De Britse natuurkundige William Thomson, of Lord Kelvin, heeft in de jaren 1840 een absolute schaal gecreëerd.Op zijn schaal van Celsius bevriest water bij een temperatuur van 0 deg; c en kookt op 100 deg; c.Kelvin berekende dat de absolute limiet met lage temperatuur ongeveer -273 en deg; c is, en noemt dit het nulpunt van zijn schaal.Zijn schaal gebruikte dezelfde temperatuurverhogingen als de Celsius -schaal en werd de Kelvin -schaal na hem genoemd.

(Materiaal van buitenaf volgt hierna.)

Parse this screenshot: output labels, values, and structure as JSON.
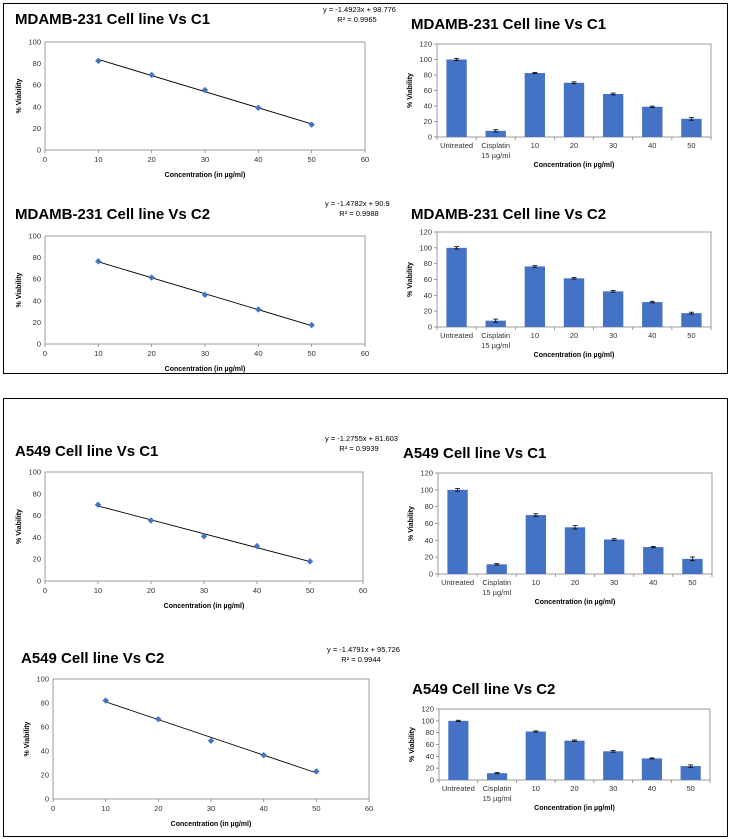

William Rankine stelde een absolute schaal voor in de jaren 1850 op basis van het Fahrenheit in plaats van Celsius -systeem.Op deze schaal bevriest water bij een temperatuur van 32 deg; f en kookt op 212 deg; f.Hij baseerde zijn schaal op hetzelfde theoretische nulpunt als Kelvin, dat ongeveer -459 deg; f is, en dit staat bekend als de Rankine -schaal.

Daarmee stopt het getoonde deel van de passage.